Programme MMT abandonné pour des raisons diverses ou inconnues.
Etudes à court terme (1 ou 2 ans) publiées sur une période d’environ 35 ans.
Résultats similaires d’une étude à l’autre : une grande majorité de patients reviennent au traitement MMT peu après l’avoir quitté, ou suite à l’arrêt du traitement, utilisent des opiacés, ont des problèmes avec la loi ou décèdent. Comparés aux patients qui restent en MMT, ceux qui arrêtent le programme s’en sortent moins bien.
Les patients qui reprennent une consommation quotidienne d’héroïne (comparés à ceux qui n’en prennent pas) ont un passé de dépendance plus long, et des périodes de traitement plus courtes.

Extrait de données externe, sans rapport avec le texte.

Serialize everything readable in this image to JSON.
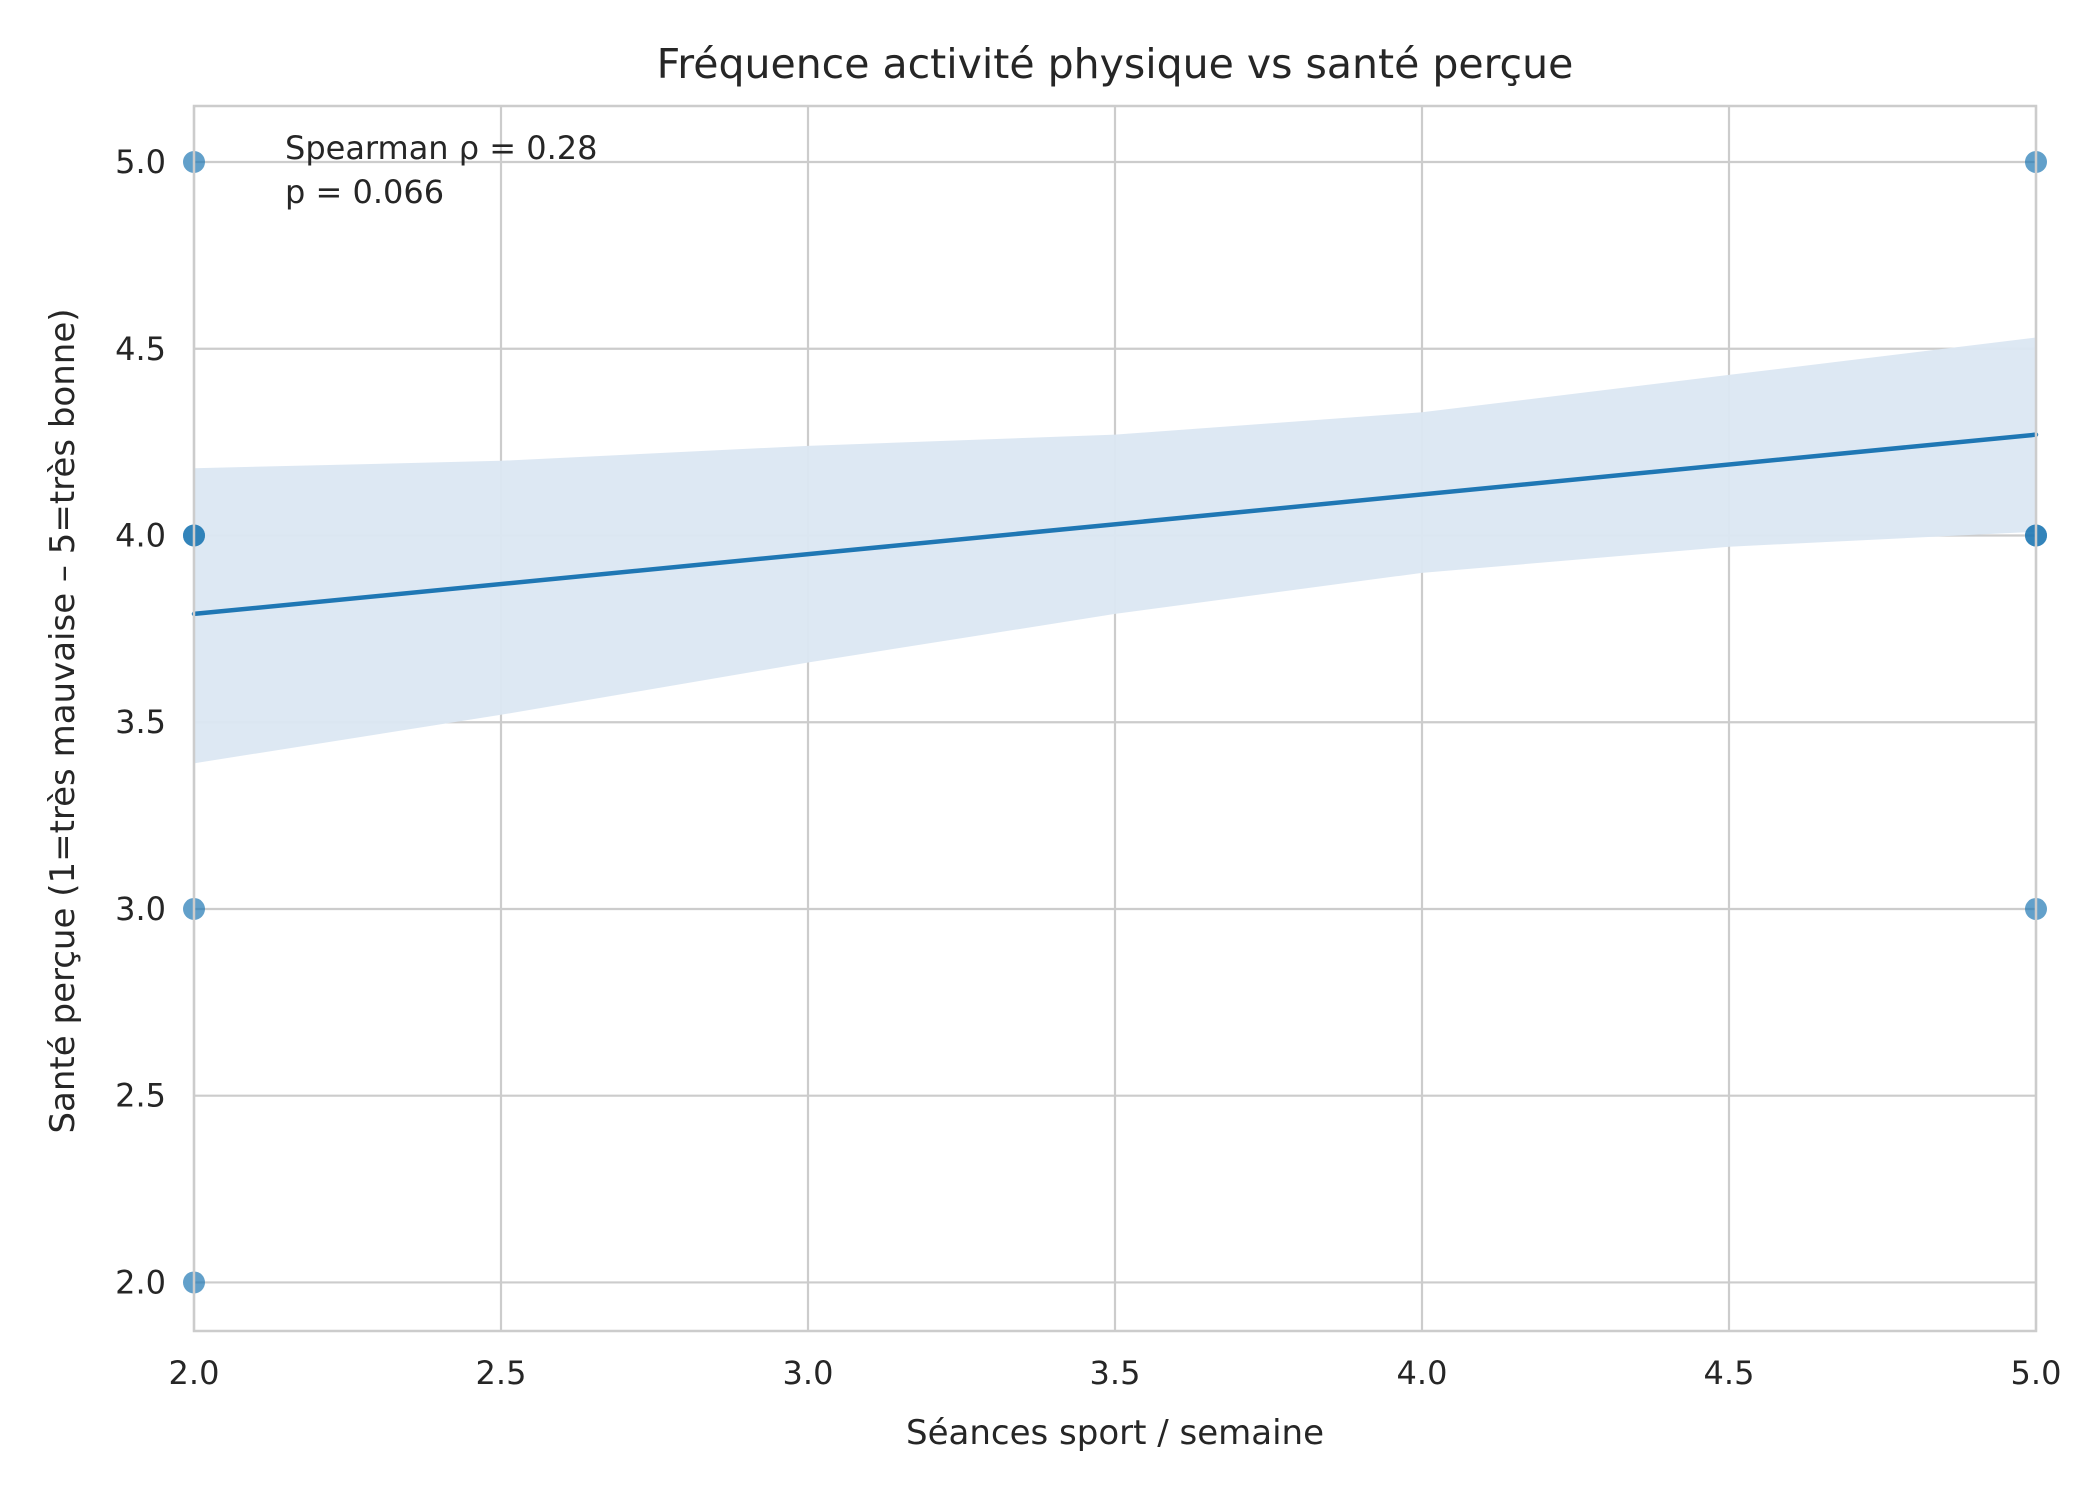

Une étude réalisée sur du long terme a montré que les rechutes (consommation d’opiacés) sont de 56% pour les personnes menant le traitement à bout, 76% pour ceux qui l’arrêtent en cours et 84% pour ceux qui sont expulsés.
Discussion
- la plupart des patients ayant arrêté leur traitement méthadone n’avait pas reçu l’accord averti des médecins,
- parmi les patients programmés pour arrêter la méthadone, la plupart ont arrêté le protocole de sevrage avant la fin,
- parmi les patients ayant arrêté un programme de méthadone, la plupart ont rechuté et consommé à nouveau de l’héroïne,
- le personnel des centres se montre en général en faveur d’un arrêt du traitement,
- le taux de mortalité des patients ayant interrompu leur traitement est élevé (consommation d’opiacés à des doses élevées),
- il faut choisir le bon candidat à l’arrêt du traitement méthadone, et réaliser que peu d’entre eux possèdent les critères cliniques leur permettant d’arrêter ce traitement (abstinence de prise de drogues, emploi stable, absence de problèmes médicaux ou psychologiques, etc…),
- il existe également une raison médicale importante au maintien de ces patients en MMT : l’incidence pour le VIH diminue, et est sensiblement inférieure chez les patients en MMT pendant plus d’un an,
- on ne sait pas à l’heure actuelle comment améliorer l’avenir des patients après sevrage de la méthadone.
Conclusion
En conclusion, il est en effet difficile d’identifier le patient pour lequel l’arrêt de la méthadone sera suivi de succès. Les résultats sont meilleurs pour les patients maintenus en MMT (en matière de criminalité, consommation d’héroïne). Le but ne doit pas être de prévoir un arrêt futur du traitement pour chaque patient entrant en MMT. L’abstinence n’est pas un but réaliste pour tous. Il faut adapter le traitement au cas par cas.